Back in 1950, an "average" (median income) family sending their child to Duke University would have paid an amount equivalent to 15% of their income for the privilege. Thirty years later, the median family would have paid about 20% of their income to send a child to Duke. Tuition rose quite a bit over this time period (from $500 to $4,230), but median income almost kept up.
After 1980, Duke's tuition pulled far ahead of the average family's income. Today, Duke's tuition equates to 63% of the median family's income.
Of course, a student from a family with "median" income can expect to receive significant amounts of financial aid, most of it in the form of grants rather than loans, from Duke should they attend. The rapid escalation of tuition thus represents a fundamental shift in pricing policy. Back in 1950, universities basically charged one price to all students and expected them to pay it. Today, universities assess prices according to a sliding scale. In economic parlance, they are price discriminators. Tuition is no longer set at a level that most families can afford; rather it reflects what the wealthiest students can pay.
The turning point in the evolution of tuition, around 1980, coincides with a turning point in the income distribution. Around that time, the income of families in the top 0.1% (one-in-a-thousandth) of the distribution began to soar. Thus, while tuition as a share of the average family's income has tripled in thirty years, as a share of income for families at the 99.9th percentile, it has barely budged.
Because of financial aid, one might be tempted to dismiss the escalation of tuition costs. Financial aid keeps college affordable for average families, while price discrimination permits the university to extract plenty of cash from those who can afford it. There are three reasons to be worried about tuition, though.
- Sticker shock. Those of us in the know recognize that tuition is not relevant for low-income families, who can expect generous aid almost anywhere they go. But the low-income families themselves might not. Tuition is highly publicized; the magnitude of financial aid packages less so. Moreover, the gateway to financial aid is the FAFSA, a daunting form in dire need of streamlining.
- Families caught in the middle. At a place like Duke, eligibility for need-based financial aid runs out at family income levels around $200,000 -- somewhere above the 95th percentile of the national income distribution. In today's economy, it may be difficult to shed a tear for families at the 97th percentile, but their experience has been very different from those at the 99.9% level.

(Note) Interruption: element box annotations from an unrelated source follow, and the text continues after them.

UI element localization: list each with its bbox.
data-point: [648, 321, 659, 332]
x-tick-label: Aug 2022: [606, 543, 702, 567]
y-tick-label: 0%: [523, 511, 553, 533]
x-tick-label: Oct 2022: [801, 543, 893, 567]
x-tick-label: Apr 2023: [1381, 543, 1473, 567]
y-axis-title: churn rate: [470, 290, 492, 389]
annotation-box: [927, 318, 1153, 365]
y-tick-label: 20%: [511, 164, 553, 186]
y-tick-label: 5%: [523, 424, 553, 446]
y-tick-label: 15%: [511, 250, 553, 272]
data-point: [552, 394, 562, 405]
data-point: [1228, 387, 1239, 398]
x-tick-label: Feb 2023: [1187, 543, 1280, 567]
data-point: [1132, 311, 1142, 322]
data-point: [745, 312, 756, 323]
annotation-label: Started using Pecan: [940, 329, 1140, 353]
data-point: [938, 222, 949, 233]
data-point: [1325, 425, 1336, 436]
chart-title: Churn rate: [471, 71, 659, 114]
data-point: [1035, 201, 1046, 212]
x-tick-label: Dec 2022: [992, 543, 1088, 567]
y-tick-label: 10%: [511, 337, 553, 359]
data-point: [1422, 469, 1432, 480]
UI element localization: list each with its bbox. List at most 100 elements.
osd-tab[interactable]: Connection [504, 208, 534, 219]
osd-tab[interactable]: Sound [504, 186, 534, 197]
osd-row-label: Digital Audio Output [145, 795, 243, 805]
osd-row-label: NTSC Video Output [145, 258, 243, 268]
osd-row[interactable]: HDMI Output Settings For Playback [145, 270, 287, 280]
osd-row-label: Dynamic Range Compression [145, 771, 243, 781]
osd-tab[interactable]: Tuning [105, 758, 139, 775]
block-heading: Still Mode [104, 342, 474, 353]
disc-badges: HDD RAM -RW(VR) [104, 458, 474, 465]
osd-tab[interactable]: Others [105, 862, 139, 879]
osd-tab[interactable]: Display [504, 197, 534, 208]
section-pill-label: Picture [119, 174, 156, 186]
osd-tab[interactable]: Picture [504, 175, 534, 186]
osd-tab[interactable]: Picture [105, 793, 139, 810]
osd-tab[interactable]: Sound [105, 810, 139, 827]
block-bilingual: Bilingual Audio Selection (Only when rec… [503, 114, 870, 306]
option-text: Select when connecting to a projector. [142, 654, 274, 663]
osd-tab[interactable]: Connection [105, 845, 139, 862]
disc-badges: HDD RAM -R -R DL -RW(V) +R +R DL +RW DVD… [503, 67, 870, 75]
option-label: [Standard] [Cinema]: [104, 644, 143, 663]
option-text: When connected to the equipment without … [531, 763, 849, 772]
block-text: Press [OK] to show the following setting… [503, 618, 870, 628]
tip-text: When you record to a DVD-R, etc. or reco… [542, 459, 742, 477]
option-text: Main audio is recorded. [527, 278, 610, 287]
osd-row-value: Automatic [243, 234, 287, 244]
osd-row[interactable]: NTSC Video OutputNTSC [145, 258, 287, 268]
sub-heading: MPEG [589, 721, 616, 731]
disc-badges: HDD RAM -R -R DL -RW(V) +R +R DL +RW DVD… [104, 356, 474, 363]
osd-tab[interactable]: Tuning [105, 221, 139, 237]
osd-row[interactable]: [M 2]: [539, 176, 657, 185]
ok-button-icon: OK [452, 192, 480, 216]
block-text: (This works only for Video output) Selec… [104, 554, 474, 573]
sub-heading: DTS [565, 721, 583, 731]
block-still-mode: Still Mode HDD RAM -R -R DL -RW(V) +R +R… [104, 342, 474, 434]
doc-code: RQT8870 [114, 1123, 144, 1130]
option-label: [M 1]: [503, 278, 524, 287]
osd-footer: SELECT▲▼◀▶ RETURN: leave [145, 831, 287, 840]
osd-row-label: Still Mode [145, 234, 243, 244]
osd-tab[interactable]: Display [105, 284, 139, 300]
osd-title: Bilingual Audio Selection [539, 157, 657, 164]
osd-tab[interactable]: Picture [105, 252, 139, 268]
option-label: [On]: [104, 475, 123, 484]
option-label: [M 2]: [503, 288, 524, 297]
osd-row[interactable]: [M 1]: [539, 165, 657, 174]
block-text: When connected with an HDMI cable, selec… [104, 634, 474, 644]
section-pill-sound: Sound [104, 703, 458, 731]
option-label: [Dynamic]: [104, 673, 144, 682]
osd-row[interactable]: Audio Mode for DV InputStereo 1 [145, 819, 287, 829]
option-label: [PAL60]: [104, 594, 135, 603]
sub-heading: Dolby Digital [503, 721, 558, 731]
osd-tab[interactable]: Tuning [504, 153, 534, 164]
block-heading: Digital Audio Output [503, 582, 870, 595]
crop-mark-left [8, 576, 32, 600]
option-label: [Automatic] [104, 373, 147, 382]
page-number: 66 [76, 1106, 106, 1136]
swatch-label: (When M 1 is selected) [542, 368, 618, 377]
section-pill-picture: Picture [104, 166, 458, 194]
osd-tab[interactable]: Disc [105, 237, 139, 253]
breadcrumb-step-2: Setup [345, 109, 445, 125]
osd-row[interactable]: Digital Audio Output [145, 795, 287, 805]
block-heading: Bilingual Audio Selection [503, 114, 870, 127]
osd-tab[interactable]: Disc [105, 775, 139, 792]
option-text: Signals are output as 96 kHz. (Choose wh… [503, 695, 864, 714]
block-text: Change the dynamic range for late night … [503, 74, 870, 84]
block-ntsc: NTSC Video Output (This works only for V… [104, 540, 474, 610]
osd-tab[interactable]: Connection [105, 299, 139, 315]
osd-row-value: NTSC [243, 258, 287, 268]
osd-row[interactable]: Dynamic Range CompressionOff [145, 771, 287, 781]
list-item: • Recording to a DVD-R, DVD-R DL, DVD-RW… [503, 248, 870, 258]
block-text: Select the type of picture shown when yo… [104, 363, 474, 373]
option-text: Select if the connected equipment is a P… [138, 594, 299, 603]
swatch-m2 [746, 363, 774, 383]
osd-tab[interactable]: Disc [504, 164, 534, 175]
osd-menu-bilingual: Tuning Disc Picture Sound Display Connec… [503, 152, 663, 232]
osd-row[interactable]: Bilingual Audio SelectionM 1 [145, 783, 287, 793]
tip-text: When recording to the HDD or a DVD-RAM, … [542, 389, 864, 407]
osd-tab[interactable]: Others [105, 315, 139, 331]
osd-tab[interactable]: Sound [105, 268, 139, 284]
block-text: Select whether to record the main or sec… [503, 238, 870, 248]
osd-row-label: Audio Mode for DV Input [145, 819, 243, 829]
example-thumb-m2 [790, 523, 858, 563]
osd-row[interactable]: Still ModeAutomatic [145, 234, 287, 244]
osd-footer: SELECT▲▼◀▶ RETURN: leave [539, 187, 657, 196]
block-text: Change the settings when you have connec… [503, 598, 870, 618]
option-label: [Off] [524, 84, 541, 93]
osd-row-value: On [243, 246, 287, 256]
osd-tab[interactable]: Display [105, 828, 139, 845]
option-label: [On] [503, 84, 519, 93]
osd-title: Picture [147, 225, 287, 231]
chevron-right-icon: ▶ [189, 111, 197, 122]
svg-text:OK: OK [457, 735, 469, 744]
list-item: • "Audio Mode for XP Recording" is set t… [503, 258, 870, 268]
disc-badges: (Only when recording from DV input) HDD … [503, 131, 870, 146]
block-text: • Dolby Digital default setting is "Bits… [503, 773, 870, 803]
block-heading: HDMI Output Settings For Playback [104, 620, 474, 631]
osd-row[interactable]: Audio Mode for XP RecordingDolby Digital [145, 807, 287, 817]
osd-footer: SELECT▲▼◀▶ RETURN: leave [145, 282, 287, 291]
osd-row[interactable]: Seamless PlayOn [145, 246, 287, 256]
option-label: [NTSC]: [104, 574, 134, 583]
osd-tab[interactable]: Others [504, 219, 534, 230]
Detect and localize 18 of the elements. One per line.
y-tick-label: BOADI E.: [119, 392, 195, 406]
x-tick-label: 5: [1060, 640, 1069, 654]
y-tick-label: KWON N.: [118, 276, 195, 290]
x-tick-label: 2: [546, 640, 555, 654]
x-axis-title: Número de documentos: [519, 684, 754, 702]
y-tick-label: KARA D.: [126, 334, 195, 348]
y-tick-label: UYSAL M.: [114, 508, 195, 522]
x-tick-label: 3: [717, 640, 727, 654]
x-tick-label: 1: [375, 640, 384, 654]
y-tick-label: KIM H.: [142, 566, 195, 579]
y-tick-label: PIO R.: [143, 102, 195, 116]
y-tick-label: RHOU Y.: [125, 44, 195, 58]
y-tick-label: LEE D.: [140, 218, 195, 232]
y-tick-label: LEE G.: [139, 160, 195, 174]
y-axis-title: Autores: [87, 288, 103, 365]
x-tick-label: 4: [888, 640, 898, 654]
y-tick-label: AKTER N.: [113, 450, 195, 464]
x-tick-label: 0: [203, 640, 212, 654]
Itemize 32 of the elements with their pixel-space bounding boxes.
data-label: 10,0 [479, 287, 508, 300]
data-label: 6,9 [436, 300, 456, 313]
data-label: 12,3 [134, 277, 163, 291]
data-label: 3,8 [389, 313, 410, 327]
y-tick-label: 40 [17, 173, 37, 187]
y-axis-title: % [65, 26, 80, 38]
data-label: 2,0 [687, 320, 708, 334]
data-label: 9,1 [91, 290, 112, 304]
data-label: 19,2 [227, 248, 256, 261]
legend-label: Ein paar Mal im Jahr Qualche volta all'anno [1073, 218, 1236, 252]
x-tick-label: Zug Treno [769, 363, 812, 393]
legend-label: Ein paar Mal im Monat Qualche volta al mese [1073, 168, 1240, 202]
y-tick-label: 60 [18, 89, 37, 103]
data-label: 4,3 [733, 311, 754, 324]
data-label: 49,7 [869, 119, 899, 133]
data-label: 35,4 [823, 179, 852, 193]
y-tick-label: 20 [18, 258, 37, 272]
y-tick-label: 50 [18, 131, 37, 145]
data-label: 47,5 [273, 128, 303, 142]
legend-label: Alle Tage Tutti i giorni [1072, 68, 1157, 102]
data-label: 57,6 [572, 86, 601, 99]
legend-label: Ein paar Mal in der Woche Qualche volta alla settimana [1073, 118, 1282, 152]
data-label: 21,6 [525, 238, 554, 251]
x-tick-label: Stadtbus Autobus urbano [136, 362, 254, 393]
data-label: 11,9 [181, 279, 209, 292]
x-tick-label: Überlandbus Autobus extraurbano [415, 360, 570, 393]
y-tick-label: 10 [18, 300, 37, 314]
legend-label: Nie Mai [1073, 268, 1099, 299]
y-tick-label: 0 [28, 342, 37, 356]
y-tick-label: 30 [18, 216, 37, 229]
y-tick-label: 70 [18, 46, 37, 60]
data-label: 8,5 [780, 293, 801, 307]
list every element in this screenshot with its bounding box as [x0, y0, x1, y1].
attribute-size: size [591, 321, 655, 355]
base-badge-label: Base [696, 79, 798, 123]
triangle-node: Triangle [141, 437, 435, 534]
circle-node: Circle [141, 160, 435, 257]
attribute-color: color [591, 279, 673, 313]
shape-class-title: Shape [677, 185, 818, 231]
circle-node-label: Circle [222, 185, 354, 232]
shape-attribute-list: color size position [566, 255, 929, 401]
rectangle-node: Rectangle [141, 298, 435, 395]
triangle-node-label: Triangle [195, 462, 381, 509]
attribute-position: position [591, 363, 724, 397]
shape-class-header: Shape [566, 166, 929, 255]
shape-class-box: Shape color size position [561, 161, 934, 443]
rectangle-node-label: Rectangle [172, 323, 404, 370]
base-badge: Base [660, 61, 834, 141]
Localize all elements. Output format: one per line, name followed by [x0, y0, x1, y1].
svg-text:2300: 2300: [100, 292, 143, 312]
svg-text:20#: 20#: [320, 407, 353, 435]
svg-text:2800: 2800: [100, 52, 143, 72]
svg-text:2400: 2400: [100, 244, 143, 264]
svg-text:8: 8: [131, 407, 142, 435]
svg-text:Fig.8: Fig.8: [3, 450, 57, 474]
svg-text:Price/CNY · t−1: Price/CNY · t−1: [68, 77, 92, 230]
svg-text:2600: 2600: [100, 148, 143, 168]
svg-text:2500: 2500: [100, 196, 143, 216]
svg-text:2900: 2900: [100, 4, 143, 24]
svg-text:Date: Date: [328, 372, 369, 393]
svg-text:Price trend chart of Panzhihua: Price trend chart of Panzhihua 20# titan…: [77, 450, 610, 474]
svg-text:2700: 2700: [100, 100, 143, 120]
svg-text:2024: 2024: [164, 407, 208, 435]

Incomes for these types of professional-but-not-executive families have not changed much over the past 30 years, adjusting for inflation, while inflation-adjusted tuition has quadrupled. At Duke, about half of all undergraduates receive no financial aid -- implying that a large proportion of them are drawn from this slice of the income distribution. This may not be so worrisome for society as a whole, but elite universities really need to think carefully about putting the squeeze on such a critical segment of their customer base.
- Public perceptions. Universities and their faculty are often derided as being out-of-touch with broader society. The tailoring of tuition prices to elite income levels, the use of tuition revenue to fund country club-level amenities for undergraduates, and the corresponding under-representation of students from lower-income families on campus, do not help this image problem.
Can tuition keep rising? The easy answer is yes, so long as there are a sufficient number of families willing to pay it. Elite private universities benefit from the perception that they offer a higher-quality education than other alternatives. I like to think that this perception in fact reflects reality, but for our business model to survive it is the perception that matters. Nearly four years after the dawn of the "great recession" there is no signal that demand for a Duke education has waned.
One could advocate for deep cuts in tuition, to return back to the good old days of 1950-1980. That would require places like Duke to cut their tuition by more than half. Universities pursuing that type of strategy might receive great PR, but in reality such a maneuver would do very little to help lower-income families. Financial aid will always be the most important method of helping those families. A tuition cut would bestow benefits primarily on those families paying full price -- at the 95th percentile of the income distribution and up.
Tuition cuts -- or even just a stall in the rate of tuition increase -- are thus not justified by either market conditions or equity considerations. The escalation of tuition is based on a foundation of perceptions, however, and perceptions can change quite rapidly.